Perhiasan ini muncul dalam tiga jenis perhiasan, yaitu hiasan kepala, sepasang anting-anting, dan kalung, yang dibuat menggunakan serat optik sehingga memungkinkannya untuk memancarkan cahaya. Kunihiko Morinaga, desainer di belakang Anrealage, menjelaskan dalam serial video “True Colours: The Future is Now” bahwa serat-serat optik itu dililitkan di atas benang sebelum ditenun hingga menjadi kain setipis kertas yang berbentuk seperti renda dan kemudian dibentuk sedemikian rupa hingga mencapai bentuknya yang avant-garde.

Label fesyen yang berbasis di London, CuteCircuit, juga menggunakan konsep serupa untuk membuat jaket berteknologi tinggi yang disebut the soundshirt”. Jaket tersebut memungkinkan orang dengan disabilitas Tuli merasakan musik melalui getaran sesuai dengan nada musik yang didengar.  

Jaket ini dibuat menggunakan sensor dengan teknologi haptic yang disematkan ke dalam kain. Walaupun mengenakan pakaian yang memiliki banyak sensor terdengar tidak nyaman, Hermon dan Heroda Berhane, desainer di balik label tersebut, mengatakan kepada Reuters bahwa sensor pada jaket tersebut terhubung dengan kain pintar dengan sistem mikroelektronik sehingga membuatnya tetap lembut, elastis, dan nyaman. 

Panggilan agar fesyen di Indonesia lebih inklusif

Pasar global untuk fesyen adaptif telah tumbuh secara eksponensial dan dilaporkan akan mencapai $300 juta pada 2028. Walaupun demikian, di tengah perkembangan di industri fesyen global tersebut, industri fesyen Indonesia terkesan sangat tertinggal karena kondisi keberadaan fesyen adaptif di pasar Indonesia yang mendekati titik nol.

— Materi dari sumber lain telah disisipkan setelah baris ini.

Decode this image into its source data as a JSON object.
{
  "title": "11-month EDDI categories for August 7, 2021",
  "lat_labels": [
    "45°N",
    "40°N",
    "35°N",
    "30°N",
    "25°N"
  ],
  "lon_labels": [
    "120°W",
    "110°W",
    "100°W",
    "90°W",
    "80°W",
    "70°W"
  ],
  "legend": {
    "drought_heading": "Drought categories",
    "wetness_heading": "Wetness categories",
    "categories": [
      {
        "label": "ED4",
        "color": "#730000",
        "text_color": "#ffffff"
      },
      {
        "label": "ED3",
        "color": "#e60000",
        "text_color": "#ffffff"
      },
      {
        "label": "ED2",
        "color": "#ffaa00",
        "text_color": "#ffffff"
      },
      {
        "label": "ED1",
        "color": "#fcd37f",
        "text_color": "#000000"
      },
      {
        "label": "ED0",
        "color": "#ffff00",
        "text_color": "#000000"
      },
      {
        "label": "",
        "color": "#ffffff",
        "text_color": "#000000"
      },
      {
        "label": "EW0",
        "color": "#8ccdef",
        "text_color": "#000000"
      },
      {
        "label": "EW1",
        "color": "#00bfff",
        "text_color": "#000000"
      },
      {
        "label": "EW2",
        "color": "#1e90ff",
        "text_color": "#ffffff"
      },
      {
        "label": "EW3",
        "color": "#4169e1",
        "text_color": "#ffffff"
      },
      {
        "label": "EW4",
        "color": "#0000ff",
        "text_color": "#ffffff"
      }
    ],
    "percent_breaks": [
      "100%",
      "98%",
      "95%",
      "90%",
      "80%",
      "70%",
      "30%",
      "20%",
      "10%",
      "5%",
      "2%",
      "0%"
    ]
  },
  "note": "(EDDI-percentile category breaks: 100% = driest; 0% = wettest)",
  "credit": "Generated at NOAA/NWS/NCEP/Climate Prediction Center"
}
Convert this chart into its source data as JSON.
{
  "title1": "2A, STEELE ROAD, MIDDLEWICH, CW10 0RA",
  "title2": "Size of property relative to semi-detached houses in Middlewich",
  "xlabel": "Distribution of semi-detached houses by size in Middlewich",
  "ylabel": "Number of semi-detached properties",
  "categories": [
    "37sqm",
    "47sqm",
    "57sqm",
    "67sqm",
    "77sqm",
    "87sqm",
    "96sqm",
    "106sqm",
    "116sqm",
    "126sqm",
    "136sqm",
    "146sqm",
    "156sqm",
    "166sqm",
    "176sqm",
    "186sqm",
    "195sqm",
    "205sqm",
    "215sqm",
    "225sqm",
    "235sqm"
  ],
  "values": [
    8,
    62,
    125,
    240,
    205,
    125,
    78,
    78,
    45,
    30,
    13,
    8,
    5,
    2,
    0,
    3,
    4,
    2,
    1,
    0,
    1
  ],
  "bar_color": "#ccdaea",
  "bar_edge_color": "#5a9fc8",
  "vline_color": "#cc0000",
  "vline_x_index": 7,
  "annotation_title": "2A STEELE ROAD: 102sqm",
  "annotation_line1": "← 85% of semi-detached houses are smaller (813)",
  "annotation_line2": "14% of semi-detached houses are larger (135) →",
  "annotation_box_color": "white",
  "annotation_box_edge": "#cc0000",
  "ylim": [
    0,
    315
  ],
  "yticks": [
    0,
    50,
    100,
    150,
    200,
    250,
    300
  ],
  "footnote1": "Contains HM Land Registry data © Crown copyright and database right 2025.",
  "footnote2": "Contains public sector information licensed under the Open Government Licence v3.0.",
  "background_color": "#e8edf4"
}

Pasar fesyen adaptif di Indonesia masih tergolong kecil karena hanya diwakili oleh beberapa label fesyen, seperti Adaptive Clothing Indonesia. Konsumen seperti Ilma mengaku masih sulit menemukan label fesyen di Indonesia yang memiliki desain-desain yang adaptif. “Aku kira belum ada di Indonesia. Aku rasa orang-orang juga tidak tahu tentang fesyen adaptif karena tidak ada awareness-nya,” jelasnya.

Dengan lebih dari 7 juta orang dengan disabilitas yang aktif bekerja di Indonesia per 2021, kelompok disabilitas Indonesia menjadi pasar yang belum tersentuh dan yang sangat perlu diperhatikan oleh industri fesyen Indonesia.

Ilma melihat bahwa agar dapat menjadi lebih inklusif terhadap kelompok disabilitas, industri fesyen Indonesia perlu meningkatkan kesadaran disabilitasnya terlebih dahulu. “Karena kesadaran disabilitas di Indonesia masih rendah, kita harus meningkatkan kesadaran disabilitas terlebih dahulu sebelum kita sampai pada titik di mana fesyen dapat mengakomodasi kebutuhan kita.”

Dengan diserukannya permintaan terhadap industri fesyen Indonesia untuk meningkatkan aspek inklusivitasnya, Ilma juga mendorong kelompok disabilitas di Indonesia untuk menyuarakan suaranya, “teman-teman disabilitas juga harus mengadvokasi diri mereka sendiri dan membuat suara kita didengar oleh industri fesyen bahwa kita membutuhkan mode adaptif untuk juga hadir di sini.”